There are a few open source vision packages that are able to detect text in noisy background images, comparable to Google's Vision API.

You can use a Fixed Convolution Layer simple architecture called EAST (Efficient and Accurate Scene Text Detector) by Zhou et al. https://arxiv.org/abs/1704.03155v2

Using Python:

Download the Pre-trained model from: https://www.dropbox.com/s/r2ingd0l3zt8hxs/frozen_east_text_detection.tar.gz?dl=1 . Extract the model to your current folder.
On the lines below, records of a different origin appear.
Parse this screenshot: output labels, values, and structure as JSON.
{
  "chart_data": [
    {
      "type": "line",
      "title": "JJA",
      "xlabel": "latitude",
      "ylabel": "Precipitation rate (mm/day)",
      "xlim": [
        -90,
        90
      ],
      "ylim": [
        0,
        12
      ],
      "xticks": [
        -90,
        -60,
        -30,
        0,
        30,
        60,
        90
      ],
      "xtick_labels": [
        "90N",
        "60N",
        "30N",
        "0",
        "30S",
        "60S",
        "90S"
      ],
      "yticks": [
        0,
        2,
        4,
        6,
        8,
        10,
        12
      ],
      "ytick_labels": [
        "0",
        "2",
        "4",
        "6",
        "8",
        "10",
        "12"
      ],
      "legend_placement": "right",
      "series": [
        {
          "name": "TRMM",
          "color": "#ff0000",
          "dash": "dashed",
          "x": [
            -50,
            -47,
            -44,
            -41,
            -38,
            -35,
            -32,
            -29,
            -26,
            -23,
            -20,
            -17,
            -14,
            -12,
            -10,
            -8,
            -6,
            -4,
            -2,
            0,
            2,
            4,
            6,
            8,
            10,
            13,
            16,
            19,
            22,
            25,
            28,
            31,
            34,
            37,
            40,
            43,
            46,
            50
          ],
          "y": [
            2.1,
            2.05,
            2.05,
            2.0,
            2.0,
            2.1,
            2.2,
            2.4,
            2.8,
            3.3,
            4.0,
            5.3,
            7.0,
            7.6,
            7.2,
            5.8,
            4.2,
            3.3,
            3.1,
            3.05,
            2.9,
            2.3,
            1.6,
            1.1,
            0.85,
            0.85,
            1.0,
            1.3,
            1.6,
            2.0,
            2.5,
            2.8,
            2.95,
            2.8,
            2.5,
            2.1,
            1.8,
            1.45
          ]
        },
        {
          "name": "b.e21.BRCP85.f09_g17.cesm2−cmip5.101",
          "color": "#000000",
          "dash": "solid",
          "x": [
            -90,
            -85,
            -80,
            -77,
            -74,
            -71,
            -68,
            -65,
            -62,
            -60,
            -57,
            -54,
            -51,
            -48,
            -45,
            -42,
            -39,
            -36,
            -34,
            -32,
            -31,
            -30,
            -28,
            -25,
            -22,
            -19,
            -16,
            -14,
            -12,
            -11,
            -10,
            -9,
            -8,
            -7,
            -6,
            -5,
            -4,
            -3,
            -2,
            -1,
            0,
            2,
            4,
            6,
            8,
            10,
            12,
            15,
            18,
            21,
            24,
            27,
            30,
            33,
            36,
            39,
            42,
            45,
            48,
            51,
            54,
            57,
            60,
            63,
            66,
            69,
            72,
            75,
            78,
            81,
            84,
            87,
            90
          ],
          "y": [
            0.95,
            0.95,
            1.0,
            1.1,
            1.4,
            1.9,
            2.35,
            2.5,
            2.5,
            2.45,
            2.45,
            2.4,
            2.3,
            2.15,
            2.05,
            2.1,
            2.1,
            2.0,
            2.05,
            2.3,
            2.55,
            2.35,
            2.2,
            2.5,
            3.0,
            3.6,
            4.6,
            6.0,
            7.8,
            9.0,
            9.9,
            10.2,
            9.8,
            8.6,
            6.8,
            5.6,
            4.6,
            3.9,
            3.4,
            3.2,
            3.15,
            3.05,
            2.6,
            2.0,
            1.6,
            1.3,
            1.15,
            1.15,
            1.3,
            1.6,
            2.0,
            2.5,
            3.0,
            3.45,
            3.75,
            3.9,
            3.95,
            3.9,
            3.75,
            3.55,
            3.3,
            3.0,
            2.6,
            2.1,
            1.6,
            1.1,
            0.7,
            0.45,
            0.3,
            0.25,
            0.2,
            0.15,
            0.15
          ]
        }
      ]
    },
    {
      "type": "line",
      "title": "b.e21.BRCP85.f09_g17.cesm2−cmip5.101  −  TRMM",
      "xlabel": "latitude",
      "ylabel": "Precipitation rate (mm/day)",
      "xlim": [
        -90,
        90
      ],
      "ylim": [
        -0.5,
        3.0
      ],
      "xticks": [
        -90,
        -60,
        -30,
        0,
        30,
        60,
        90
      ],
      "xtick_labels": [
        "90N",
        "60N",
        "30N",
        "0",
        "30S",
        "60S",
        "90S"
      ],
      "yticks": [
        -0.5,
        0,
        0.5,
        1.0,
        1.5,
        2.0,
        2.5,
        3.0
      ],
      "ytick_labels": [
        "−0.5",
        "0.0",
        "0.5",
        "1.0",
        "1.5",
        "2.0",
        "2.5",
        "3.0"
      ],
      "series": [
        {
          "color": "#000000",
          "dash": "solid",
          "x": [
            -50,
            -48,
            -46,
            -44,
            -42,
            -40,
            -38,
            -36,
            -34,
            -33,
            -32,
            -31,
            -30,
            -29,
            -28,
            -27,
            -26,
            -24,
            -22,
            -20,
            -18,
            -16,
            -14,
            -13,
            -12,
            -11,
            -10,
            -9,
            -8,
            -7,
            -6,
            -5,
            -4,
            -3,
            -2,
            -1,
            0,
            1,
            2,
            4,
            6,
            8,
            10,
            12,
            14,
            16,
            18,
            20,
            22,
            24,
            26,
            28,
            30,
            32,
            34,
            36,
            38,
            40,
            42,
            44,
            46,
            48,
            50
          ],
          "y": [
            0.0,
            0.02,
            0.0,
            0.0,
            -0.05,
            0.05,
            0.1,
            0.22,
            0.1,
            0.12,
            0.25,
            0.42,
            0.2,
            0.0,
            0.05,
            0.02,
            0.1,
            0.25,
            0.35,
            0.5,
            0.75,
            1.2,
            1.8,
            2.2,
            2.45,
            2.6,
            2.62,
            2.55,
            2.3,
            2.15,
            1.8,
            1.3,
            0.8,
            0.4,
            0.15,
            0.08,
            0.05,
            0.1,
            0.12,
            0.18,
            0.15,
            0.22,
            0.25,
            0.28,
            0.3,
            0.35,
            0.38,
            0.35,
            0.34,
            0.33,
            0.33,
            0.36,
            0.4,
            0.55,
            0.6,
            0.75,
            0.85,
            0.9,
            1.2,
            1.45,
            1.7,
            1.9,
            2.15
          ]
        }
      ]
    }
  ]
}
You will need OpenCV >= 3.4.2 to execute the below commands.

import cv2
import math
net = cv2.dnn.readNet("frozen_east_text_detection.pb")   #This is the model we get after extraction
frame = cv2.imread(<image_filename>)
inpWidth = inpHeight = 320  # A default dimension
# Preparing a blob to pass the image through the neural network
# Subtracting mean values used while training the model.
image_blob = cv2.dnn.blobFromImage(frame, 1.0, (inpWidth, inpHeight), (123.68, 116.78, 103.94), True, False)

Now we will have to define the output layers which churns out the positional values of the detected text and its confidence Score (through the Sigmoid Function)

output_layer = []
output_layer.append("feature_fusion/Conv_7/Sigmoid")
output_layer.append("feature_fusion/concat_3")
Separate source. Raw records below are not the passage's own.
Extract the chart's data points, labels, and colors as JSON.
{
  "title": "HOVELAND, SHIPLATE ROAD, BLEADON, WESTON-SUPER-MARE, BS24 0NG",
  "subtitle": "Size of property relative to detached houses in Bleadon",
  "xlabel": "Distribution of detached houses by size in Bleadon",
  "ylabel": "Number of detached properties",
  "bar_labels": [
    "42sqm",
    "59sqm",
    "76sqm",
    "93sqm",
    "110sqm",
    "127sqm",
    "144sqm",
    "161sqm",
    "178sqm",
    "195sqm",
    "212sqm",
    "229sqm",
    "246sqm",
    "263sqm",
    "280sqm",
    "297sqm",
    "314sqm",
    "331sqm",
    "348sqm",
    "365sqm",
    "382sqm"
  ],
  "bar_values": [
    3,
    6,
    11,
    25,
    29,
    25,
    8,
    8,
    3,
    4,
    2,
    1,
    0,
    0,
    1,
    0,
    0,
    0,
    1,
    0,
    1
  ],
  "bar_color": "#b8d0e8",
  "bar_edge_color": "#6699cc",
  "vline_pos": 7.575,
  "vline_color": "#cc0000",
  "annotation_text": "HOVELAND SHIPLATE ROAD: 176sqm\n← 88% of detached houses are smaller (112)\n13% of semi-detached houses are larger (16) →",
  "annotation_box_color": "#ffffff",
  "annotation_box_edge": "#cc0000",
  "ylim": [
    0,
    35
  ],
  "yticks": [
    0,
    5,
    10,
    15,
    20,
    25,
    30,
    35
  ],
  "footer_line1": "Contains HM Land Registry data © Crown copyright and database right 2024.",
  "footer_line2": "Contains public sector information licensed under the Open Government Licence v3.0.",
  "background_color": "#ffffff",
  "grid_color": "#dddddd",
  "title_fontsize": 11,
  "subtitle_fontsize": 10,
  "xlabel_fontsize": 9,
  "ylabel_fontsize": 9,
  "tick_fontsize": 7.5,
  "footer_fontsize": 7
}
Finally we will do a Forward Propagation through the network to get the desired output.

net.setInput(image_blob)
output = net.forward(output_layer)
scores = output[0]
geometry = output[1]

Here i have used the decode function defined in opencv's github page, https://github.com/opencv/opencv/blob/master/samples/dnn/text_detection.py to convert the positional values into box coordinates. (line 23 to 75).

For box detection threshold i have used a value of 0.5 and for Non Max Suppression i have used 0.3. You can try different values to achieve better bounding boxes.

confThreshold = 0.5
nmsThreshold = 0.3
[boxes, confidences] = decode(scores, geometry, confThreshold)
indices = cv2.dnn.NMSBoxesRotated(boxes, confidences, confThreshold, nmsThreshold)
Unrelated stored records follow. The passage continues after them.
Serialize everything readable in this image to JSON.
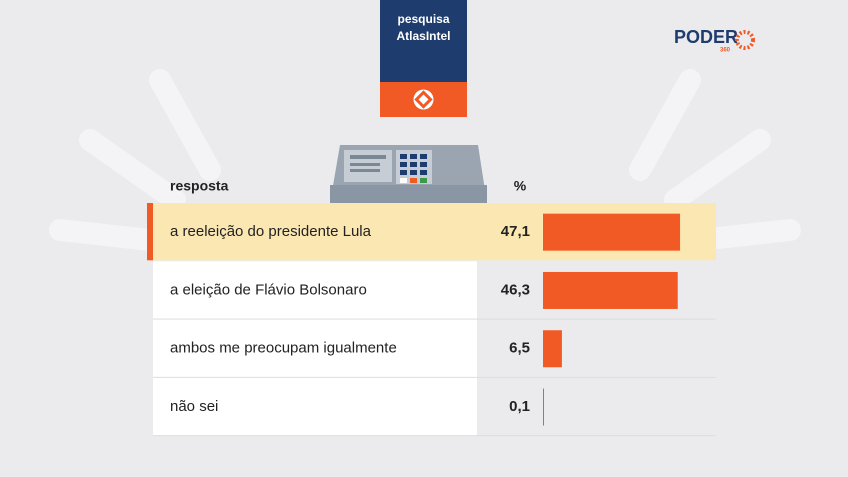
{
  "chart_data": {
    "type": "bar",
    "badge": [
      "pesquisa",
      "AtlasIntel"
    ],
    "brand": "PODER",
    "brand_sub": "360",
    "category_header": "resposta",
    "value_header": "%",
    "categories": [
      "a reeleição do presidente Lula",
      "a eleição de Flávio Bolsonaro",
      "ambos me preocupam igualmente",
      "não sei"
    ],
    "values": [
      47.1,
      46.3,
      6.5,
      0.1
    ],
    "value_labels": [
      "47,1",
      "46,3",
      "6,5",
      "0,1"
    ],
    "color": "#f15a24"
  }
}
Lastly, to overlay the boxes over the detected text in image:

height_ = frame.shape[0]
width_ = frame.shape[1]
rW = width_ / float(inpWidth)
rH = height_ / float(inpHeight)

for i in indices:
    # get 4 corners of the rotated rect
    vertices = cv2.boxPoints(boxes[i[0]])
    # scale the bounding box coordinates based on the respective ratios
    for j in range(4):
        vertices[j][0] *= rW
        vertices[j][1] *= rH
    for j in range(4):
        p1 = (vertices[j][0], vertices[j][1])
        p2 = (vertices[(j + 1) % 4][0], vertices[(j + 1) % 4][1])
        cv2.line(frame, p1, p2, (0, 255, 0), 3)

# To save the image:
cv2.imwrite("maggi_boxed.jpg", frame)

Maggi's Ad with bounding boxes

I have not experimented with different values of threshold. Changing them will surely give better result and also remove the misclassifications of the logo as text.

Note: The model was trained on English corpus, so Hindi words will not be detected. Also you can read the paper which outlines the test datasets it was bench-marked on.

Fleron-X
  • 232
  • 2
  • 11
1

You need to check if any of the libraries provide co-ordinate to text and then you can draw box around text. OCR libraries

1) Python pyocr and tesseract ocr over python

2) Using R language ( Extracting Text from PDFs; Doing OCR; all within R )

3) Tesseract library in Java/Pyspark

4) Apache Tika

5) Python - OpenCV - OCR of Hand-written Data using kNN

6)You can do the same by OpenCV and Python.

Free OCR Softwares

Google's & HP's Tesseract Google's Keep Microsoft Document Imaging ( MODI ) ( assuming majority of us would be having a windows OS ) Microsoft One Note Microsoft Oxford Project API ( This API is free until some time ) FreeOCR ( This is based on Tesseract engine again ) There are lot more but these are the best and out of all these, if you are looking for accuracy , Microsoft Document Imaging does better job. And if you are looking for hand written text ocr conversion then Google's Keep does better job.

Commercial Products

Adobe Acrobat Pro ( RTF file format gives you best result ) Captiva Abbyy Informatica ( Not sure which module within Informatica ) IBM Datacapture (Datacap) (IBM Watson) If accuracy is only your main constraint, there is something like Unprecedented Data Access at your Service( captricity ) which boasts of 99% accuracy since they crowd source people and make them convert hand written text without compromising security.